Of the forest of Segrana, its fabulously intricate, interwoven matrix of flora and fauna, of biomass and organic life and all the towns and settlements of the Uvovo, there was nothing left. A seared, blackened desolation stretched as far as the eye could see, a wasteland of ash up from which the charred remnants of trees jutted like black spikes. It was the horror from her vision. A deathly silence seemed to emanate from it, a silence that went deep.

  Tears streaming down her face, Catriona had to lean on the railing to stay upright. Staring out at it, she could also see the twisted fragments of Legion cyborgs scattered everywhere, heat-buckled carapaces, half-melted tool arms, the strewn, torched dregs of mechanistic viscera. Chel and the Zyradin had mentioned a great sacrifice. But this was too much.

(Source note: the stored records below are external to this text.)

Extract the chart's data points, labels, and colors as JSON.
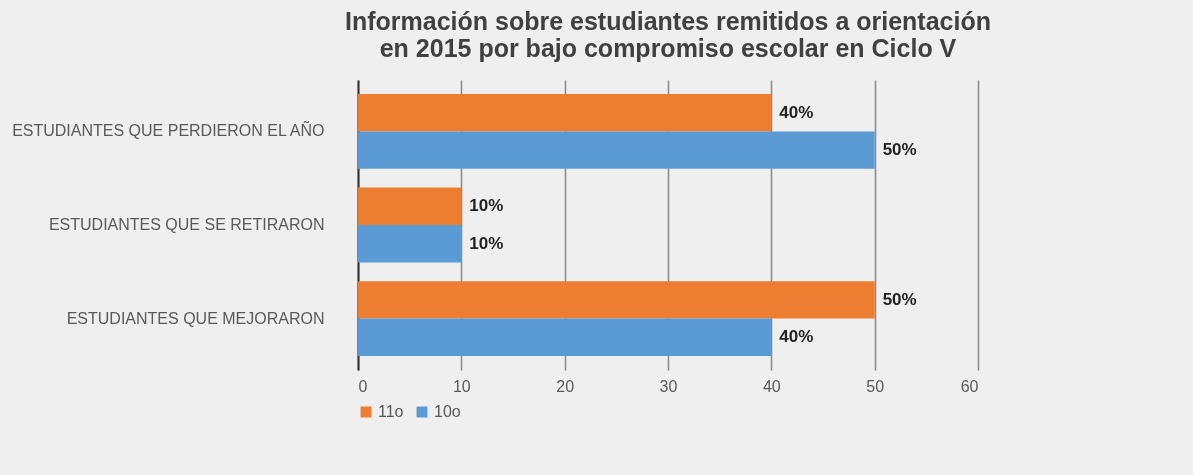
{
  "chart_data": {
    "type": "bar",
    "orientation": "horizontal",
    "title": "Información sobre estudiantes remitidos a orientación\nen 2015 por bajo compromiso escolar en Ciclo V",
    "categories": [
      "ESTUDIANTES QUE PERDIERON EL AÑO",
      "ESTUDIANTES QUE SE RETIRARON",
      "ESTUDIANTES QUE MEJORARON"
    ],
    "series": [
      {
        "name": "11o",
        "color": "#ed7d31",
        "values": [
          40,
          10,
          50
        ],
        "value_labels": [
          "40%",
          "10%",
          "50%"
        ]
      },
      {
        "name": "10o",
        "color": "#5b9bd5",
        "values": [
          50,
          10,
          40
        ],
        "value_labels": [
          "50%",
          "10%",
          "40%"
        ]
      }
    ],
    "xlim": [
      0,
      60
    ],
    "xticks": [
      0,
      10,
      20,
      30,
      40,
      50,
      60
    ],
    "grid": "x",
    "legend": "bottom"
  }
}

  Too much to look upon. Weeping, she slid down and clasped her knees in close while Kirsten said uncertain consoling words.

  JULIA

  It all had the unnerving semblance of improvisation. Harry told her the details of Reski Emantes’s diversion – a dozen decoy remotes emitting the energy profiles of Construct wardroids as they boarded the station via several spread-out airlocks – just a few moments before the dataform device began repatterning her for the transfer. At that moment Julia’s body was lying on a couch in one of the Great Hub’s subspace signal towers, her vacant mind’s neural pathways under the control of a task-dedicated AI, what the subservicers had called a cognition, residing in an implant embedded in her body’s brain. Once Julia’s fractalised sentience was repatterned she would be streamed into the implant, overwriting the cognition AI and taking control. She had crossed vast interplanetary distance via the tiernet, had entirely unexpected encounters, seen incredible sights and spectacles, and vied with deadly adversaries, just so she could complete the circle.

  Well, it wasn’t entirely complete – there was too much neural damage to her cortex to risk an organic transferral. Overwriting the implant was safer.